Na primeira metade do século XIX, após as Guerras Napoleónicas, o governo de Sua Majestade Britânica, Jorge III de Hanôver (o primeiro a nascer em Inglaterra e a falar inglês como língua materna), introduziu as medidas necessárias para preços mais baixos para restaurar o valor real da libra e satisfazer os detentores dos títulos emitidos pela coroa, os obrigacionistas. É claro que aqueles que se sentavam nos bancos de Westminster eram os próprios detentores de títulos, que também eram predominantemente proprietários de terras. Graças à austeridade contínua, o fardo da a dívida pública em relação ao PIB caiu de quase 220% do PIB em 1815 para cerca de 40% no final do século XIX.
Acontece que os historiadores económicos italianos citaram esse caso como exemplo de que a redução da dívida pública italiana, como Doutor Frankenstein, no lendário filme de Mel Brooks. A cereja do bolo: a carga tributária caiu pela metade, de 15% para 7% do PIB. Música para os ouvidos de muitos políticos e cidadãos italianos hoje.

Claro, era um mundo totalmente diferente e essas políticas não estavam isentas de custos sociais muito pesados. Ambos bem contados em David Copperfield por Charles Dickens. Os escritores muitas vezes têm uma percepção da realidade económica maior do que a dos economistas, que, não surpreendentemente, não eram e não são muito populares. Nesse mesmo mundo, para dar um exemplo, houve o terrível Fome na Irlanda, que fazia parte do Reino Unido: um milhão de pessoas morreram e outro milhão e meio emigrou. A política de austeridade e a defesa dos interesses dos latifundiários impediram a adoção das medidas mais eficazes para alimentar o povo. De fato, no Parlamento havia aqueles que afirmavam que seria melhor "abandonar a Irlanda à ação de 'causas naturais', para não incitar um povo indolente a viver da caridade pública". Um clichê, o de pessoas indolentes vivendo às custas da comunidade, que ressoa frequentemente nos debates atuais sobre assistência social.
Ecos dessa estranha visão do funcionamento do sistema económico, que Keynes rotulou como visão do Tesouro, podem ser encontrados hoje em alguns comentários muito peculiares de economistas italianos que, evidentemente, se preocupam apenas com a redução da dívida pública italiana. Para ter uma amostra disto, basta ler as recentes intervenções de Giampaolo Galli sobre Mais e a entrevista com Carlo Cottarelli em A Imprensa. O primeiro propõe uma distribuição do despesas militares em função do espaço fiscal (termo de origem anglo-saxônica: em italiano é espaço orçamentário público), como se o defesa não era um bem comum de toda a Europa do qual os italianos se beneficiavam. Por que outros cidadãos europeus deveriam assumir menos responsabilidade pela segurança da Itália do que os próprios italianos, se a ideia de Galli fosse implementada? Galli está bem ciente disso e reconhece que "nada é fácil nessas questões". No entanto, gostaríamos de ressaltar que a redução da dívida pública deixa de ser uma prioridade quando a liberdade é ameaçada por ameaças militares. E Tito Lívio me vem à mente: “Dum Romae consultur, Saguntum expugnatur”.
Cottarelli até se veste de Wolfgang Schäuble, o mais que rigoroso Ministro das Finanças do Governo Merkel, e gostaria de colocar a Alemanha atrás do quadro negro porque é incapaz de respeitar o Pacto de Estabilidade, uma camisa de força de uma política orçamental igual para todos, e não apenas para países indisciplinados como a Itália. Para aqueles interessados em entender a doença alemã do rigor orçamentário, semelhante à inglesa do século XIX e inadequada para administrar uma economia na era contemporânea, consulte o Ceresio Investors Newsletter XXIX.

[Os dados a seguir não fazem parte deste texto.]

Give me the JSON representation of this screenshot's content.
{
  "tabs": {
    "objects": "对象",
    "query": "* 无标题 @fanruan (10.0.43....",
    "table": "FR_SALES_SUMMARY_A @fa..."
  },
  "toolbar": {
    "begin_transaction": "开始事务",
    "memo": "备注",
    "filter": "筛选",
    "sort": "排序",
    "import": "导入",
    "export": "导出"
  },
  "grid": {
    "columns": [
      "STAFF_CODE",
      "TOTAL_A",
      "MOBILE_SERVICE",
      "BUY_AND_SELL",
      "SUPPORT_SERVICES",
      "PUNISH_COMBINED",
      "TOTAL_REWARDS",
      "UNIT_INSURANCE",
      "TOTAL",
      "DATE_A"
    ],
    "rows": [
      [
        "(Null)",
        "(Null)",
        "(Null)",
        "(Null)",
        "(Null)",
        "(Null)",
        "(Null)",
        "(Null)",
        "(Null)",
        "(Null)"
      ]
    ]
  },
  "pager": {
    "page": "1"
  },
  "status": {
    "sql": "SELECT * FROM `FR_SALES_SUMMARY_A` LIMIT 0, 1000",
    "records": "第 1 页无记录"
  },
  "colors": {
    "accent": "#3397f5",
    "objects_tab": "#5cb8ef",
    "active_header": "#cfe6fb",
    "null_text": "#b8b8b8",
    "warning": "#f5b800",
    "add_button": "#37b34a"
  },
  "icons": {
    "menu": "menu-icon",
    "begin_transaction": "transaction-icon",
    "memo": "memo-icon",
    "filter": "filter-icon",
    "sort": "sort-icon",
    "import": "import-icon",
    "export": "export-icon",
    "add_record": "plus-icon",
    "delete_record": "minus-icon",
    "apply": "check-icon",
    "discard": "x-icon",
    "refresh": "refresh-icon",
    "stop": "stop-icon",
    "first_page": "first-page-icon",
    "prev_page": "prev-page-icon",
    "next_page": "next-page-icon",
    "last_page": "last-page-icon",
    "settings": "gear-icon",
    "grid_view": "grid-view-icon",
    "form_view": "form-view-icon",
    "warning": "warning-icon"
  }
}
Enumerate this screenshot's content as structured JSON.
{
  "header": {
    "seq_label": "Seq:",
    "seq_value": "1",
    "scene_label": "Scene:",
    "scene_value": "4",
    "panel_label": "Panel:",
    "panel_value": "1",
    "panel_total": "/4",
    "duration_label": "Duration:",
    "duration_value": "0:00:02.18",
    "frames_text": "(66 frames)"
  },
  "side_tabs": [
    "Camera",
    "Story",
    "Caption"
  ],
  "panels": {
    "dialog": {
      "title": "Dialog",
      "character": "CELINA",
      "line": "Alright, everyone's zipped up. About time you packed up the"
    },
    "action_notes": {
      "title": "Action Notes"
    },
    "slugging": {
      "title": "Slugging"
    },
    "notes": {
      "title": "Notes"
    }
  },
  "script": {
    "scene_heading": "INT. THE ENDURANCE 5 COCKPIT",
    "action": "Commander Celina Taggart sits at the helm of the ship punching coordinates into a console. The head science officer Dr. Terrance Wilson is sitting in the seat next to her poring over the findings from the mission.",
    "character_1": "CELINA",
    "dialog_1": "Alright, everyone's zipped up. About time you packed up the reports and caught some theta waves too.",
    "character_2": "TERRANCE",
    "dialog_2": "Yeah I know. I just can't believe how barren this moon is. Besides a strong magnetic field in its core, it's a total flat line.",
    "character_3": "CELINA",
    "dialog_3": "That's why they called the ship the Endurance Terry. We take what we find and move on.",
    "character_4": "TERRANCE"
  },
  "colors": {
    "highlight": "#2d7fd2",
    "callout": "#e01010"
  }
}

Nem Cottarelli nem Galli têm responsabilidades governamentais e estão livres de restrições no desenvolvimento e na expressão de seus pensamentos. Mas, se reduzir o peso da dívida pública é certamente um objetivo a ser perseguido, o caminho principal é o maior crescimento econômico. Mais uma razão, portanto, Todos nós deveríamos estar torcendo pela recuperação da demanda interna alemã.